Kral, baskı görüp eziyet çekecek ve kendi üstüne acı yüklenecek. Çünkü insanlığın günahı, O’nu ölüme götürüyor. Ama kral üç gün sonra geri dönecek ve onun çektiği acı ve yaralarından dolayı birçok insana şifa kaynağı olacağını söyledi. Ama Kutsal Kitap’ın eski antlaşmasında herkesin bahsettiği yılan ezici Kral asla ortaya çıkmaz. İşte bu yüzden Yeni Antlaşma bize tanıtıyor ve rastgele bir adam olarak değil, bu belirli eski vaatleri yerine getirmek için gelen biri olarak.

Evet, bildiğimiz gibi İbrahim’in soyundan, Yahudi ve Davut’un kuşağı ve Yahudi halkına dolaşarak ilan ediyor. Tanrı’nın egemenliği burada şimdi başlıyor. Kötülüğün etkilerine karşı koymak, insanları günahlarından ve kötü etkilerden affederek onları iyileştirerek.

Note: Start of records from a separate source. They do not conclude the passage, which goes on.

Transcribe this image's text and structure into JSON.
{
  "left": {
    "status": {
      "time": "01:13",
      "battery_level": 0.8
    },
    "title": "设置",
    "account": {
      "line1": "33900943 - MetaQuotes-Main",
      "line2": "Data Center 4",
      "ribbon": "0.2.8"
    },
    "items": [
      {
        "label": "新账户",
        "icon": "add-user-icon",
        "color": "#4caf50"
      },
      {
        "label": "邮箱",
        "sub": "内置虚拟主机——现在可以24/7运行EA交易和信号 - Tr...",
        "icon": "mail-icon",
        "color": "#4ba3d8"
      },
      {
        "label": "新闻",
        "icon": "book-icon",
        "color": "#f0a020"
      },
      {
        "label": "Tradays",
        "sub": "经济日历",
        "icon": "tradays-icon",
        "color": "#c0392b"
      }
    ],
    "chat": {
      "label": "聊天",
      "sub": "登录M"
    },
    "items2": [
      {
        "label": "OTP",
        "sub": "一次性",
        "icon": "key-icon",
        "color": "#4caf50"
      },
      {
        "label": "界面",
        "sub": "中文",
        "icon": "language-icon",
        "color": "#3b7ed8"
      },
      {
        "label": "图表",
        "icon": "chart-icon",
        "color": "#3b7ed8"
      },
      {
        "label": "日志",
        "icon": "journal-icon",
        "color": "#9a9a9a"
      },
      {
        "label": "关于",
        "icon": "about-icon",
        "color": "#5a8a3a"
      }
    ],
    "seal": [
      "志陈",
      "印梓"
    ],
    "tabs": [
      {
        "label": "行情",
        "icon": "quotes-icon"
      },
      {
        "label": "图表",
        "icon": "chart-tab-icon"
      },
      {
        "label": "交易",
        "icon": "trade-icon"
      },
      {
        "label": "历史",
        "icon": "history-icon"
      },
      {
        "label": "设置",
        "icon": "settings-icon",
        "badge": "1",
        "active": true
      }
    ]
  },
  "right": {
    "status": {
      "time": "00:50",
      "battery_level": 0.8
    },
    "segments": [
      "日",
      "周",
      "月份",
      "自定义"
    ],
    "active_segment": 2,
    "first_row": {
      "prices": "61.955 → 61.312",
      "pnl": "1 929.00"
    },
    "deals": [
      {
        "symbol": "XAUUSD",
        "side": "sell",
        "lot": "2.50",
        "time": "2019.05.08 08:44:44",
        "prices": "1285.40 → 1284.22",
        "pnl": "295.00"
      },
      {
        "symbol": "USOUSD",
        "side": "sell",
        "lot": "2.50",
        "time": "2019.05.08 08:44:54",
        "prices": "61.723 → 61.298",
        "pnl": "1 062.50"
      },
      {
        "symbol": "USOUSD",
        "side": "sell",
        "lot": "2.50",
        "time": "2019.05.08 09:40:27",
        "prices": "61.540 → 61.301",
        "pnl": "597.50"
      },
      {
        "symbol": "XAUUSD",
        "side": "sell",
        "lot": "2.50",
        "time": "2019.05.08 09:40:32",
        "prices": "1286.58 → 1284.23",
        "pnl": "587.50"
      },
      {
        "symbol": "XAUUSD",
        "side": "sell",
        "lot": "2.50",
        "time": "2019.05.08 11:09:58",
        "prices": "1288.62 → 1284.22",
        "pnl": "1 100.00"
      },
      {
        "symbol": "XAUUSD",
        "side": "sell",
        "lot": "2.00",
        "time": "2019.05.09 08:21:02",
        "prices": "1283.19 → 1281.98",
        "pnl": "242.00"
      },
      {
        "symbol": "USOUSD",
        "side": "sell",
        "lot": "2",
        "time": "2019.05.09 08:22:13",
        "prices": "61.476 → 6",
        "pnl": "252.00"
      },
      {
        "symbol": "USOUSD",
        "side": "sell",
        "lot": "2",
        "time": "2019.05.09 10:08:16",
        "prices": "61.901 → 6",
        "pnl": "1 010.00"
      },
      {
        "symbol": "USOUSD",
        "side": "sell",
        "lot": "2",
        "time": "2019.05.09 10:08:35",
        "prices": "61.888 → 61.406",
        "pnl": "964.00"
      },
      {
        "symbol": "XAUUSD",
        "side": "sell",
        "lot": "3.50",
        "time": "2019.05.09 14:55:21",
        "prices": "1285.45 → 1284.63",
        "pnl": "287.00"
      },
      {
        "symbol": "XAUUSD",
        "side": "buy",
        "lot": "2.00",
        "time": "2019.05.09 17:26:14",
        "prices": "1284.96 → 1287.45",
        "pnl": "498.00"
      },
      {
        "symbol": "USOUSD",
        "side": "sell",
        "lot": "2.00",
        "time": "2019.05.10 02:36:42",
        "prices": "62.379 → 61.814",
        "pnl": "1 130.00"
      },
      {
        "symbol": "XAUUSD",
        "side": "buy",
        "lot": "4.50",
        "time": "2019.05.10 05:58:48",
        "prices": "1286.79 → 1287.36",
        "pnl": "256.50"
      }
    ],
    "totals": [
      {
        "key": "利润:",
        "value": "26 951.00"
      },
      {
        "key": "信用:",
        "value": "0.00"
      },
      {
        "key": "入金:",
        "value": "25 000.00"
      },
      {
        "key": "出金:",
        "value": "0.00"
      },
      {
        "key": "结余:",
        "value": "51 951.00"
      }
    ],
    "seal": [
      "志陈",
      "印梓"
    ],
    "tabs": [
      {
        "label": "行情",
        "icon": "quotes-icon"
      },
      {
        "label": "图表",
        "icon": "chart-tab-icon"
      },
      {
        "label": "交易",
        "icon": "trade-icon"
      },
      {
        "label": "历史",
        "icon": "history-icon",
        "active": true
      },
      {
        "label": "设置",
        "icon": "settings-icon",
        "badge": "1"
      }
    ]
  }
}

Aslında birçok insan, vaat edilen Kral olduğuna inanıyor. İsa, en yakınlarına anlatmaya başladı. Beklenen kral olduğunu ve barış getireceğini söyledi. Eğer insanlık kendi içinde kötüyse, tam etkisini gösterecek. Yılanın ölümüne ısırık yarası. Sanki yılan kazanmış görünüyor. Ve bu olay, aslında bir sonraki sahne olmasaydı bir trajedi olurdu.

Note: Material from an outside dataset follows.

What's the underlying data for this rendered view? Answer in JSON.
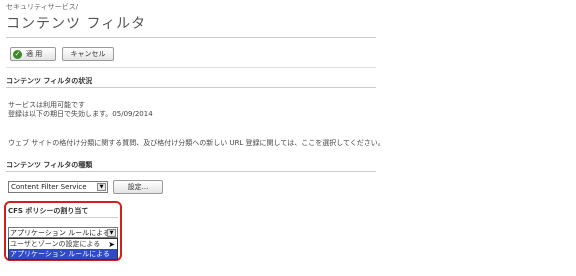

Ama İsa ölümden dirildi ve artık İsa, kötülük ve ölüm üzerinde etkinliğe sahiptir. Yeni Antlaşma’da, yani İncil’de, geri kalanı bunlarla belirtiliyor. İsa’nın yetkili gücü, kötülük ve ölüm üzerinde geçerlidir. O’nun gücü ile kendi yaşamımızdaki kötülüğün etkileriyle yüzleşiriz. Ama dünyamızdaki gerçek bir sorun olan ölüm ve kötülük yine de devam ediyor.

Ve böylece Kutsal Kitap bitmek üzereyken İsa’nın dünya’ya tekrar geri geleceği tanımlayarak ve işi bitirir. Yılanı bir kez ve herkes için yok eder ve yeryüzündeki bahçe iyilikle yenilenir.